From Harper's Weekly Vol. XLIX No. 2558 (December 30, 1905)
The essential untruth of the saying that “figures never lie” has been repeatedly pointed out, and it might be said, perhaps with almost equal mendacity that photographs never falsify. Not a few who have suffered from the subtle caricature of the camera, made all the worse because of its reputation for truth, will doubtless agree to this point. Certainly the photographic instrument is a dull beast, and seldom catches the spirit of the face it copies. And so long as this remains true there is no danger that the ancient and honored art of portrait-painting will fall into disuse. Every author in writing draws a picture of himself intellectually, and the intimacy and naturalness of such an impression can only be matched — if indeed it can be matched — by the delicate art of the painter. In reproducing the spirit, as well as the outward form of his original, it will be judged that Mr. W. D. Stevens has succeeded in a marked degree with his picture of Mrs. Mary E. Wilkins Freeman, reproduced on the opposite page. It is a delicate matter to comment upon the portrait of a living person, yet it may be permissible to say that Mr. Stevens's likeness of Mrs. Freeman seems to express a certain mingling of severity of ideals with broad human sympathy, which is very characteristic of her work.

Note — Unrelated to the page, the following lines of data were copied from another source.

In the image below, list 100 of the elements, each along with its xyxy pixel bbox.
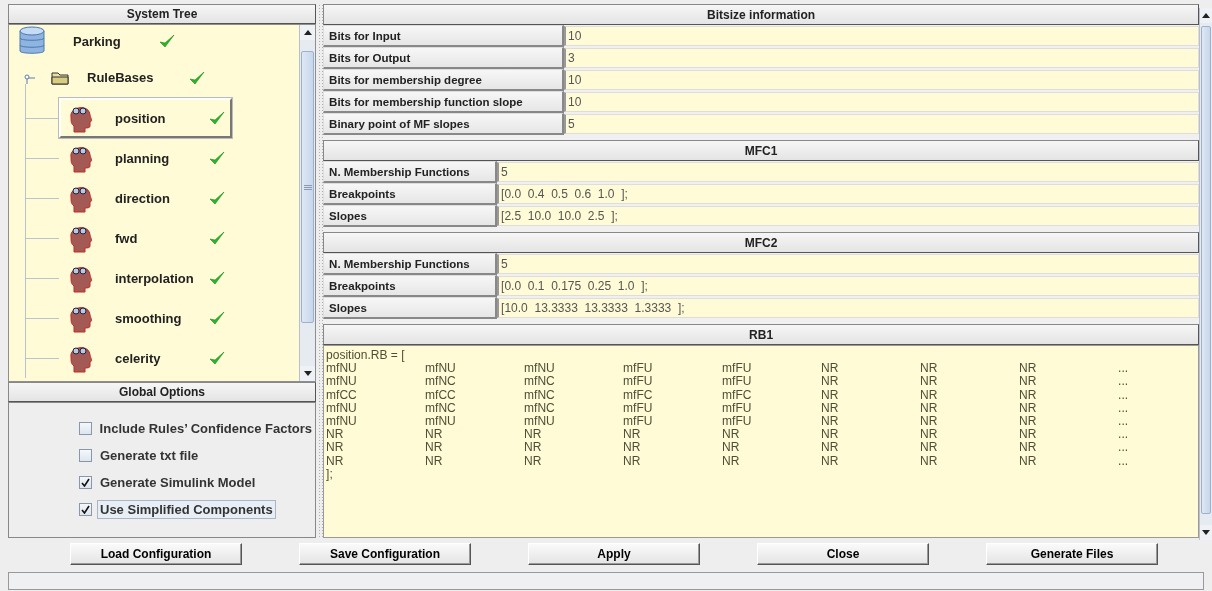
rule-cell: mfNU <box>326 401 357 415</box>
rule-cell: mfNU <box>425 362 456 376</box>
scrollbar-thumb[interactable] <box>301 51 314 323</box>
field-label: Bits for membership function slope <box>323 91 565 113</box>
value-field[interactable]: 10 <box>564 92 1200 112</box>
action-button[interactable]: Load Configuration <box>70 543 242 565</box>
field-label: Breakpoints <box>323 275 498 297</box>
rule-cell: NR <box>1019 388 1037 402</box>
expand-handle-icon[interactable] <box>23 71 35 84</box>
rule-cell: NR <box>920 428 938 442</box>
tree-item[interactable]: direction <box>59 178 232 218</box>
checkbox[interactable] <box>79 476 92 489</box>
action-button[interactable]: Save Configuration <box>299 543 471 565</box>
folder-icon <box>51 70 69 85</box>
tree-item[interactable]: position <box>59 98 232 138</box>
rule-cell: mfFC <box>722 388 752 402</box>
rule-cell: ... <box>1118 441 1129 455</box>
value-field[interactable]: [0.0 0.1 0.175 0.25 1.0 ]; <box>497 276 1200 296</box>
checkbox-label[interactable]: Generate Simulink Model <box>97 473 259 492</box>
rule-cell: NR <box>524 428 542 442</box>
database-icon <box>19 26 45 56</box>
rule-cell: NR <box>722 428 740 442</box>
field-label: N. Membership Functions <box>323 161 498 183</box>
rule-cell: ... <box>1118 401 1129 415</box>
rule-cell: mfFC <box>623 388 653 402</box>
rule-cell: mfNU <box>326 362 357 376</box>
rule-cell: NR <box>920 415 938 429</box>
section-header: RB1 <box>323 324 1200 345</box>
rule-cell: NR <box>920 388 938 402</box>
rule-cell: mfNC <box>524 375 555 389</box>
rule-cell: mfFU <box>623 415 653 429</box>
rule-cell: mfFU <box>722 362 752 376</box>
rule-cell: NR <box>326 428 344 442</box>
tree-item[interactable]: planning <box>59 138 232 178</box>
rule-cell: mfCC <box>425 388 456 402</box>
rule-cell: ... <box>1118 415 1129 429</box>
action-button[interactable]: Apply <box>528 543 700 565</box>
checkbox-label[interactable]: Generate txt file <box>97 446 202 465</box>
tree-item[interactable]: fwd <box>59 218 232 258</box>
rule-cell: NR <box>821 388 839 402</box>
section-header: Bitsize information <box>323 4 1200 25</box>
value-field[interactable]: 3 <box>564 48 1200 68</box>
rule-cell: NR <box>1019 401 1037 415</box>
rule-cell: ... <box>1118 362 1129 376</box>
field-label: Slopes <box>323 297 498 319</box>
checkbox[interactable] <box>79 422 92 435</box>
rule-cell: NR <box>1019 428 1037 442</box>
rule-cell: NR <box>722 454 740 468</box>
rule-cell: NR <box>821 415 839 429</box>
value-field[interactable]: [0.0 0.4 0.5 0.6 1.0 ]; <box>497 184 1200 204</box>
rule-cell: mfNC <box>425 375 456 389</box>
rule-cell: mfFU <box>722 375 752 389</box>
rule-cell: NR <box>623 441 641 455</box>
checkbox[interactable] <box>79 449 92 462</box>
value-field[interactable]: 10 <box>564 70 1200 90</box>
rule-cell: mfNU <box>326 375 357 389</box>
rule-cell: mfNC <box>524 388 555 402</box>
rule-base-footer: ]; <box>326 467 333 482</box>
value-field[interactable]: 5 <box>497 254 1200 274</box>
value-field[interactable]: [10.0 13.3333 13.3333 1.3333 ]; <box>497 298 1200 318</box>
rule-cell: NR <box>821 454 839 468</box>
rule-cell: NR <box>920 401 938 415</box>
tree-item[interactable]: RuleBases <box>13 57 299 98</box>
field-label: Breakpoints <box>323 183 498 205</box>
rule-cell: NR <box>425 428 443 442</box>
rule-cell: NR <box>326 454 344 468</box>
action-button[interactable]: Generate Files <box>986 543 1158 565</box>
rule-cell: mfFU <box>722 401 752 415</box>
tree-item[interactable]: celerity <box>59 338 232 378</box>
rule-cell: NR <box>821 362 839 376</box>
rule-cell: ... <box>1118 375 1129 389</box>
rule-cell: mfNU <box>524 362 555 376</box>
rule-cell: NR <box>920 454 938 468</box>
tree-item[interactable]: Parking <box>13 25 299 57</box>
field-label: N. Membership Functions <box>323 253 498 275</box>
tree-item[interactable]: smoothing <box>59 298 232 338</box>
rule-cell: NR <box>425 454 443 468</box>
action-button[interactable]: Close <box>757 543 929 565</box>
rule-cell: NR <box>920 362 938 376</box>
rule-base-text-area[interactable] <box>323 345 1200 538</box>
rule-cell: NR <box>1019 375 1037 389</box>
value-field[interactable]: 5 <box>497 162 1200 182</box>
rule-cell: NR <box>326 441 344 455</box>
rule-cell: mfNC <box>524 401 555 415</box>
tree-item[interactable]: interpolation <box>59 258 232 298</box>
scrollbar-thumb[interactable] <box>1201 26 1211 514</box>
rule-cell: NR <box>623 454 641 468</box>
rule-base-header: position.RB = [ <box>326 349 405 363</box>
rule-cell: NR <box>821 375 839 389</box>
value-field[interactable]: [2.5 10.0 10.0 2.5 ]; <box>497 206 1200 226</box>
rule-cell: mfNU <box>326 415 357 429</box>
value-field[interactable]: 5 <box>564 114 1200 134</box>
value-field[interactable]: 10 <box>564 26 1200 46</box>
section-header: MFC1 <box>323 140 1200 161</box>
checkbox-label[interactable]: Include Rules’ Confidence Factors <box>96 419 315 438</box>
rule-cell: mfFU <box>722 415 752 429</box>
rule-cell: NR <box>920 441 938 455</box>
checkbox-label[interactable]: Use Simplified Components <box>97 500 276 519</box>
checkbox[interactable] <box>79 503 92 516</box>
rule-cell: mfFU <box>623 362 653 376</box>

It is true, indeed, that while Mrs. Freeman in her stories has dealt mainly with the narrower and humbler paths of life, her work is informed with a warm sympathy for those ordinary sorrows which are the hardest to bear, and a thorough comprehension of just how grievous they are for the ordinary man or woman, which lifts it to a high plane of realism and makes it universal in its appeal. And there is abundant sense of joy in her stories, too. There are passages in the reading of which one feels the same elation and reconcilement with life as on a glorious day in spring after the rigors of a hard winter.
Mrs. Freeman is always true in her psychology. She understands equally well the foibles of the old or middle-aged, who are mentally somewhat stiff in the joints, and the impulses of the young, whose minds are still supple. But it is in the clearness with which she realizes natural emotions that a great part of her power lies. She shows us the feelings of which we are all a little ashamed, but which we instantly recognize as true. We would all like to fall into fine rages or make eloquent avowals of love, but, in fact, our emotions make us incoherent or ridiculous. Mrs. Freeman exhibits us as we are, and as a result her work has an almost poignantly intimate quality.
To say that this author is thoroughly American would be superfluous, and to say that she is entirely democratic in spirit seems inadequate. The democratic ideal is, of course, included in the breadth of her view. In The Portion of Labor she pictured the hard life of the factory-worker, and brought out all the nobility and pathos of that life. In The Debtor, her latest book, she has taken up a new phase of the struggle for existence — the career of a man, accustomed to the best that life affords, who is reduced to uneasy makeshifts in avoiding the payment of his debts. In both books she writes in a spirit that puts all men on a common plane of responsibility, and ennobles them all by common opportunity for good. Probably no other writer has so truly and feelingly portrayed the greatness and the pettiness, the real joys and sorrows, little and big, of our homekeeping American life.
The perfect sincerity of her writings gives them a rare and precious quality. In her stories there is none of that careful expression of proper feeling, that assumed frankness of author to reader, which is well enough in its place, but which we all know how to estimate at its true worth. Mrs. Freeman has an honest sympathy with her story people, good, bad, and indifferent, irrespective of dress or grammar. How rare is the writer who does not jeer, however good-naturedly, at the weaknesses of human character! The amusement Mrs. Freeman inspires in us is always generous. Within the scope of her themes she is the feminine realist of her day and country. Compare the spirit in which she writes with the robust cynicism of Kipling. To the power of the realist she has joined the essentially womanly qualities. Without bathos she can write of the homely and genuine, and with a certain restrained and gentle force portray the crisis of a life-story. All in all, she is one of those writers, which every age does not have, who approach their work not with a new conception of art, but with a fresh, unbiased understanding of humanity.